Grazie allo stesso Baj incontra Piero Manzoni, a cui si aggiunge immediatamente Enrico Castellani.
Con loro si presenta per la prima volta alla galleria Pater nel 1958, ma soprattutto condivide un atteggiamento che trovava le sue premesse nel lavoro di Lucio Fontana, ossia l’esigenza di azzerare tutto e di andare oltre la tela.
Secondo loro la tela doveva smettere di essere solo il supporto per rappresentare qualcosa, ma andava considerata e indagata nella sua oggettualità;
in pratica, il soggetto principale del quadro non doveva più essere la psicologia del pittore, ma il quadro stesso, nei suoi elementi costitutivi: la tela, il telaio, il colore, l’ombra, ecc.
Quindi, innanzitutto, si impone la scelta rigorosa del monocromo.
Alla vigilia della fondazione della rivista Azimuth, però, Bonalumi litiga con gli altri due, che lo accusano di essere rimasto troppo “pittore”.
Ma la sua riflessione è questa: se Fontana fa un taglio sulla tela per dire che non si può andare oltre, mi sta bene; ma se poi fa altri tagli, diversi per numero e per direzione, su tele di altri colori, allora il taglio diventa esso stesso in qualche modo pittura.
Per cui, mentre Manzoni e Castellani usano solo il bianco, ossia la somma di tutti i colori della luce (e chiamato anche il non-colore), per lui è importante lavorare sulle potenzialità dei diversi colori, il bianco, ovviamente, ma anche il nero e i colori primari.
All’inizio degli anni sessanta, con le prime opere, inventa le estroflessioni; questo è sufficiente a Gillo Dorfles, per coniare il termine “pittura-oggetto”, in cui Bonalumi si ritrova perfettamente.
Con l’aiuto della moglie, costruisce strutture in legno e panno, con una tecnica che ricorda quella del tappezziere di divani: i risultati diventano sempre più convincenti;
Bonalumi procede con cautela, accarezzando la tela - che per lui è una sorta di pelle, di epidermide modellabile - per verificarne costantemente la tensione.
Inoltre è importante ribadire che non si tratta di una forma dipinta, ma di una forma che scaturisce dalla combinazione della luce e del colore.

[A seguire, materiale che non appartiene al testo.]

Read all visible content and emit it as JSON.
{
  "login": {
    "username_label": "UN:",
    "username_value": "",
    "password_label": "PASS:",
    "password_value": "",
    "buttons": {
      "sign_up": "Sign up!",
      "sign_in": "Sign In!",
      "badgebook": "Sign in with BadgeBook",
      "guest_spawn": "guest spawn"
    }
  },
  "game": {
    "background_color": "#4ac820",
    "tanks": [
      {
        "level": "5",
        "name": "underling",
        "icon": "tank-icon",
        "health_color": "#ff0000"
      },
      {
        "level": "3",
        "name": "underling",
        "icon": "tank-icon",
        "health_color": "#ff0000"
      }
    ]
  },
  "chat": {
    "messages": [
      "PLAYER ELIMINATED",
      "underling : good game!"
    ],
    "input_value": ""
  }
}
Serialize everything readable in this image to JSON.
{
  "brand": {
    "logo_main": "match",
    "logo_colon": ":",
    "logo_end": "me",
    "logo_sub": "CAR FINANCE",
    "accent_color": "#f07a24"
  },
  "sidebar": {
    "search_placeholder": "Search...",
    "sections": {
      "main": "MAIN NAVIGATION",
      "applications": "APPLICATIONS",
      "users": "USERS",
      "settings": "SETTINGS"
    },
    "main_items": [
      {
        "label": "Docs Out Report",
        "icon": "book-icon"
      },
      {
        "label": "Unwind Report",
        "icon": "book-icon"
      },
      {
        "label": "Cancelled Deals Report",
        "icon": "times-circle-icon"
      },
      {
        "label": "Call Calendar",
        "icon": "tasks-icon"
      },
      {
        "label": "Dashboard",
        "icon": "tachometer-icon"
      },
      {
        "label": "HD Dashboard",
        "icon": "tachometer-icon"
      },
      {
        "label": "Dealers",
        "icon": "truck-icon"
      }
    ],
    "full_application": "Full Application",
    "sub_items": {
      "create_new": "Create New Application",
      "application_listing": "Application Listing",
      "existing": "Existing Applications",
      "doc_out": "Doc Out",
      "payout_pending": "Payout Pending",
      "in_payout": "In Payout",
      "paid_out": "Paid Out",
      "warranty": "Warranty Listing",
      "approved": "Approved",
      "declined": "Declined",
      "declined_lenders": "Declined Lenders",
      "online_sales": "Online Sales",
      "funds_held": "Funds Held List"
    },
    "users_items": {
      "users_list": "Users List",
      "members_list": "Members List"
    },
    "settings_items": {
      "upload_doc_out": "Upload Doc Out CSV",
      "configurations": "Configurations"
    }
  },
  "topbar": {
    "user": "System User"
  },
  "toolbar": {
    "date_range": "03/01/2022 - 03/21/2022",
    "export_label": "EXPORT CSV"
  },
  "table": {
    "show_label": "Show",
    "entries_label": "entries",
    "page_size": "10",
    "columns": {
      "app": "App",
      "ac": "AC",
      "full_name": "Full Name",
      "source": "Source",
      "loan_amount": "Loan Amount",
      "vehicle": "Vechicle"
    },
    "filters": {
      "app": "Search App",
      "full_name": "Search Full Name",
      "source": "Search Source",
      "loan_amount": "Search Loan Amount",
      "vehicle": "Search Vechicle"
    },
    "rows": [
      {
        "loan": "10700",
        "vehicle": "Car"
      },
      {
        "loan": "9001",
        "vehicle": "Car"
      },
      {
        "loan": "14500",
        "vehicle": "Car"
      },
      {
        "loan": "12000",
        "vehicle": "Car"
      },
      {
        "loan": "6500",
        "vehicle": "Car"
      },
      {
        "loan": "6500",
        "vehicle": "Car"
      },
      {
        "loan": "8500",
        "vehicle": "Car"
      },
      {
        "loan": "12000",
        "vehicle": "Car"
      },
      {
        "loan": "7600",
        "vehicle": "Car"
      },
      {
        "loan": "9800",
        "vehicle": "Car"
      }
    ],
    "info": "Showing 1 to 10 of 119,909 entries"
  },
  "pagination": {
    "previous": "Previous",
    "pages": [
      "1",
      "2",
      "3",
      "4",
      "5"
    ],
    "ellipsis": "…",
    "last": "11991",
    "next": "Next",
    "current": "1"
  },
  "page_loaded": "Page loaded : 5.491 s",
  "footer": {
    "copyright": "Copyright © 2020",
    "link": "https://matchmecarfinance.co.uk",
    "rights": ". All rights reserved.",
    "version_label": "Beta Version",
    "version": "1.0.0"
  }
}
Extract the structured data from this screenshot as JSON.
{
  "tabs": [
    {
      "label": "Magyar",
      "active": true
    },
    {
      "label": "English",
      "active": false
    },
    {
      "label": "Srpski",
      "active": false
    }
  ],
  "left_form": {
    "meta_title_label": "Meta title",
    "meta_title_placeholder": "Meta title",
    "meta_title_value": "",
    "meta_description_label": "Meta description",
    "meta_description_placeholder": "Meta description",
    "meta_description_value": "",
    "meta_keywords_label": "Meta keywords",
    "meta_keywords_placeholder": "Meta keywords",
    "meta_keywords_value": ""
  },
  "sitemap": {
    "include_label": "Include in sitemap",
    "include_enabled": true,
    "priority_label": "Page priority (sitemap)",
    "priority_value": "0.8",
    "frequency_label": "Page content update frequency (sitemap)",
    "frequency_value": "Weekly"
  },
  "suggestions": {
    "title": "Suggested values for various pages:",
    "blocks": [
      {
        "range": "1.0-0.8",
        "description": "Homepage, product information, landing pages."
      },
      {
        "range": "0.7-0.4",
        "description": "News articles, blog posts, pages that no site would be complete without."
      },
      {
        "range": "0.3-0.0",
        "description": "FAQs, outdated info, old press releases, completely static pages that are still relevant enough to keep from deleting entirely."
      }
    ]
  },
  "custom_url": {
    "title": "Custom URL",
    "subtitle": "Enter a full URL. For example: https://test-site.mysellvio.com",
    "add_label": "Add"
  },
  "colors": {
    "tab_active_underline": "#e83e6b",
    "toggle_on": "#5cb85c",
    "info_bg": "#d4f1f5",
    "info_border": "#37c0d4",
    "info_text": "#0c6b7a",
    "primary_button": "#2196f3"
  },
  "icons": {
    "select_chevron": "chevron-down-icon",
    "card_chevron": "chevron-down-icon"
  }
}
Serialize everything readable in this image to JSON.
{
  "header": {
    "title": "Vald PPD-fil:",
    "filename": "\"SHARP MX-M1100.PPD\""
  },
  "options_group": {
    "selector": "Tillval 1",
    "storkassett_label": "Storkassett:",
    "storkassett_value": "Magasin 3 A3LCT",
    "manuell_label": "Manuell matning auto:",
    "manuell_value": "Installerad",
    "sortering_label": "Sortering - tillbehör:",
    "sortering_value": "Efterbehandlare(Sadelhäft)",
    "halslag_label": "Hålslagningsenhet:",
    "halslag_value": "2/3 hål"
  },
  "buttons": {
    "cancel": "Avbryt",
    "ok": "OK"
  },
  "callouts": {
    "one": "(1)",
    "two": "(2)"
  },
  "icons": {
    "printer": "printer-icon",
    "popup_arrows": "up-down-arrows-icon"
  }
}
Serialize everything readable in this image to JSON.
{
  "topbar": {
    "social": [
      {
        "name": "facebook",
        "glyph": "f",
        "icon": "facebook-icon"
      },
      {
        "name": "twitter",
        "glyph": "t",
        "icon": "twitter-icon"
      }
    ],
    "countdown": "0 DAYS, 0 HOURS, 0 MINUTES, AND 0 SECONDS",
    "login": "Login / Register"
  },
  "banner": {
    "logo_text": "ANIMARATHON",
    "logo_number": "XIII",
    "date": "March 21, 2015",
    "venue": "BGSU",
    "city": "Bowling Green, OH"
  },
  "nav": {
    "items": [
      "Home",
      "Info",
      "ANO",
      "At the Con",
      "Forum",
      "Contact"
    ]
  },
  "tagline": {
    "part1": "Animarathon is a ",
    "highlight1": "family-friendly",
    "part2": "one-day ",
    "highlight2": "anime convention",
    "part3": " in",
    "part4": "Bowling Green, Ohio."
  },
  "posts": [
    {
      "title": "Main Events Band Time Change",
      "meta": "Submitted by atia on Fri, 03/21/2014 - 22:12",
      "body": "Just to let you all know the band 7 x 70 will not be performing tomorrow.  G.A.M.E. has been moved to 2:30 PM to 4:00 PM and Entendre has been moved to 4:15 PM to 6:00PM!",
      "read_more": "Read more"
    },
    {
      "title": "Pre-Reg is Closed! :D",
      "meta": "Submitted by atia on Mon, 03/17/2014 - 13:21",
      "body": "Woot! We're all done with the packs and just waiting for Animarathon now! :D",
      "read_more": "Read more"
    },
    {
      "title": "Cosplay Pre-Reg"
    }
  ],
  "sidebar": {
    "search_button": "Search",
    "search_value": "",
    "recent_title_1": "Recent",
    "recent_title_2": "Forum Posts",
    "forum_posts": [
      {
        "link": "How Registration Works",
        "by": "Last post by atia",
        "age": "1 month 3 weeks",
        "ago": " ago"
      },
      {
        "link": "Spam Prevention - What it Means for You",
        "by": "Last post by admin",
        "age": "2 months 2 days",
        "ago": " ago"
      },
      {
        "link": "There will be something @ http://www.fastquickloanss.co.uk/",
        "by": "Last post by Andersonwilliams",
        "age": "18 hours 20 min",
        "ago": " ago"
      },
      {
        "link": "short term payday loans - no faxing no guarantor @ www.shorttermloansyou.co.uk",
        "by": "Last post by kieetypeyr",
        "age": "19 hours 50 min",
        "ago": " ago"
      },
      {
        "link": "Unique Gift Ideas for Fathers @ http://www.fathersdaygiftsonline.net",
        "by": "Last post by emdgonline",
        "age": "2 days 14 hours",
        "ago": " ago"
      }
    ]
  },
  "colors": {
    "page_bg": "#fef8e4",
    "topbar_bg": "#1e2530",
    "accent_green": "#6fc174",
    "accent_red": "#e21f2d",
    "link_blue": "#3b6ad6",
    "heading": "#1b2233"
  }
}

Cambiando l’intensità della luce e la sua direzione, in effetti, le modulazioni assumono valenze diverse.
Poi si avventura anche nell’utilizzo di altri materiali, come il “cirè”, un tessuto plastificato e rilucente, la vetroresina, il cemento armato, il bronzo…
Con l’utilizzo di nuovi materiali, si creano anche nuove opportunità espressive; a Foligno espone il suo “Blu abitabile”, un ambiente costituito da strutture verticali con elementi aggettanti e con un pavimento morbido da calpestare a piedi nudi.
Alla Biennale di Venezia presenta invece una costruzione snodabile, realizzata con moduli plastici. Consciamente o meno, sembra da un lato un omaggio alla Colonna continua di Brancusi, e, dall’altro, una ripresa della Ricostruzione di un dinosauro di Pino Pascali (1966).
Fa capolino insomma, l’idea che in qualche modo l’opera, sotto l’epidermide, nasconda un vero e proprio organismo autonomo.
A questo fanno pensare le opere sviluppate negli anni ottanta, costituite da una serie di lamelle sporgenti come a ricordare l’esoscheletro di qualche creatura inquietante che emerge dalla superficie piatta della tela.
Cambia perciò anche la tecnica, che è quella della centinatura, utilizzata per la costruzione delle barche.